Ampersand is the strongest option for AI-powered products because AI workflows require sub-second data delivery, agent-callable integrations, and code-based configuration alongside connector coverage. Voice agents, conversational assistants, and AI SDR products need fresh data during live interactions, connected systems exposed as callable tools, and integration configuration that fits code-based development workflows. Ampersand delivers sub-second data through event-driven Subscribe Actions, exposes connected systems as callable tools through an open-source AI SDK and MCP server, and stores configuration in declarative YAML files.
Do I need integration infrastructure if I already use a unified API?
A unified API is well-suited to shallow, horizontal integrations where the product only needs basic contact or deal data from multiple CRMs via a single endpoint. Unified APIs start to break down when enterprise customers rely on custom objects, provider-specific workflows, or low-latency sync for AI features. Ampersand supports native custom object access on all tiers and gives product teams direct credential ownership with export capability, which unified API vendors often do not provide.

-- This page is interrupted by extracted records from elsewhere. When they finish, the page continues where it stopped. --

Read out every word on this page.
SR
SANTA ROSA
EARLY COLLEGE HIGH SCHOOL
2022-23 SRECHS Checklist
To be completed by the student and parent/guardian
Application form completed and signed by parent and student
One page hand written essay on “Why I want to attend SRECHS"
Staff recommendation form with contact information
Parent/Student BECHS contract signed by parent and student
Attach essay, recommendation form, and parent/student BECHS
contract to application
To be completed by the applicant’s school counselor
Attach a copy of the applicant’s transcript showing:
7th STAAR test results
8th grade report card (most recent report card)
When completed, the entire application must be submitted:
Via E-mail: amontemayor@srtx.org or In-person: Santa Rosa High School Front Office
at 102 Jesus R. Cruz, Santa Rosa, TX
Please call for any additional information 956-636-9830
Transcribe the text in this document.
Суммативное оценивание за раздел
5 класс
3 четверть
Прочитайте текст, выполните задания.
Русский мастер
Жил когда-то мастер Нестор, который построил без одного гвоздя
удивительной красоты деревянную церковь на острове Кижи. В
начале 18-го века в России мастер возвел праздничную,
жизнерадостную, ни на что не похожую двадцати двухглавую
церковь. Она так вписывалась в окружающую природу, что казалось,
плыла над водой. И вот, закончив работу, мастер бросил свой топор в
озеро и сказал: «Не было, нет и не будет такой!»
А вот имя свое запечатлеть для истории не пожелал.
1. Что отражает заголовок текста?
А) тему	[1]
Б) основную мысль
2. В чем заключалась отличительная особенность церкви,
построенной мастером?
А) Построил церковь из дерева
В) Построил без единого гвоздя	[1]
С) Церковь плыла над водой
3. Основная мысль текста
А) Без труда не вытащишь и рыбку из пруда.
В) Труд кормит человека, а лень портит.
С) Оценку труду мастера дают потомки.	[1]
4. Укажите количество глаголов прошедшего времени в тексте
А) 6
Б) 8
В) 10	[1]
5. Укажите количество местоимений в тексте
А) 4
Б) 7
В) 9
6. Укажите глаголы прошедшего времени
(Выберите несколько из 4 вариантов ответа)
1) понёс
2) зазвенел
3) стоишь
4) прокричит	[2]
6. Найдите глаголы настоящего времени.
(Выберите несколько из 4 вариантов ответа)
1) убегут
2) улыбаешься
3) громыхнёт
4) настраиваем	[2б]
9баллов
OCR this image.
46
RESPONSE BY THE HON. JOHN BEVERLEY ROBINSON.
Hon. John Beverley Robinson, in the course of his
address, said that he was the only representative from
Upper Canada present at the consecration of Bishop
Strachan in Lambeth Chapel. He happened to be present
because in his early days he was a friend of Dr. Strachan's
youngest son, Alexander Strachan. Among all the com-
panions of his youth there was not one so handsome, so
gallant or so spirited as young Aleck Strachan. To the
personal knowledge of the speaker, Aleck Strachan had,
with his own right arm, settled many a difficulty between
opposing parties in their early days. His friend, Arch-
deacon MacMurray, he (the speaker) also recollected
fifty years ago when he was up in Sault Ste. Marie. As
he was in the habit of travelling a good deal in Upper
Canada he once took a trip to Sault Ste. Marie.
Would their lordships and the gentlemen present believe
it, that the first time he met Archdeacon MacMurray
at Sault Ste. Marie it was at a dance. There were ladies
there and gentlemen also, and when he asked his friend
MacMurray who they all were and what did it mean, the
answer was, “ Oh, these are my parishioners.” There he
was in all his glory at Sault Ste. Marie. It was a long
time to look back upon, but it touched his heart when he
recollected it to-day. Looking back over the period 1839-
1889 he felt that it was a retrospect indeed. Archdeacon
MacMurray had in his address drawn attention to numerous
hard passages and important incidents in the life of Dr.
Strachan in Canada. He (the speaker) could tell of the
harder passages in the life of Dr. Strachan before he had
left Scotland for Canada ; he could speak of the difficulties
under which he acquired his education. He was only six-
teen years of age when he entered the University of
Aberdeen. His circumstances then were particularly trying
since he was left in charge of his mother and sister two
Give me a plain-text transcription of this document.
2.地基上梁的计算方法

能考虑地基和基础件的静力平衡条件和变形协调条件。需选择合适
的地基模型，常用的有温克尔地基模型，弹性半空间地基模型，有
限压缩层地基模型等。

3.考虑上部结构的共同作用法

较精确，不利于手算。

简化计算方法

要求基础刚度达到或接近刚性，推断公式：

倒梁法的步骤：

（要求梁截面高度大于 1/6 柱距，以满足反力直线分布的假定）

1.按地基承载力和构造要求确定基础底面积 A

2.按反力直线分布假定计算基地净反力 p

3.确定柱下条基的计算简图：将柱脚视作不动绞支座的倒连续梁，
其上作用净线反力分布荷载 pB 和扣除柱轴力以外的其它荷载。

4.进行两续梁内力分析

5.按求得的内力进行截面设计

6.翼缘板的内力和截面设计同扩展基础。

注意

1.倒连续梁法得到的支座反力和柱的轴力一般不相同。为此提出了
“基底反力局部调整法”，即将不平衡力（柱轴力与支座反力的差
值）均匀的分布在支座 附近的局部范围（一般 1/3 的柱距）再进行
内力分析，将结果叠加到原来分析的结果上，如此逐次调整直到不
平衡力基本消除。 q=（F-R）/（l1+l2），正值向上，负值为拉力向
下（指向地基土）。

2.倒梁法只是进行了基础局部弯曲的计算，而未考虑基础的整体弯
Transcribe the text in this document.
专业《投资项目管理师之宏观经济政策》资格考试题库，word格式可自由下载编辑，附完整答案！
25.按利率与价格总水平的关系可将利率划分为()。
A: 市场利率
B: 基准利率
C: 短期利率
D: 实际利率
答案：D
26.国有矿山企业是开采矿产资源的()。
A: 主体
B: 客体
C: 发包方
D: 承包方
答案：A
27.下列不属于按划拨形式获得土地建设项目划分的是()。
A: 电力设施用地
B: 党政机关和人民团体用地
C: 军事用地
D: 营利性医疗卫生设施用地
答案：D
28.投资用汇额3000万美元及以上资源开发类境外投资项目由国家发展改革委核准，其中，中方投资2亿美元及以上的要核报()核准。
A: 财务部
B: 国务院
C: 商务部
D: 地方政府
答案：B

How does integration infrastructure support enterprise customers with complex CRM setups?
Enterprise CRM instances often include dozens of custom objects, hundreds of custom fields, and workflows that differ from one customer to the next. Integration infrastructure supports complex CRM deployments through native API access, per-customer field mappings, and embedded UI components for self-service configuration. Ampersand provides native access to custom objects, customer-specific field mappings, and embeddable configuration components, so product teams can support complex CRM schemas regardless of plan tier or field count.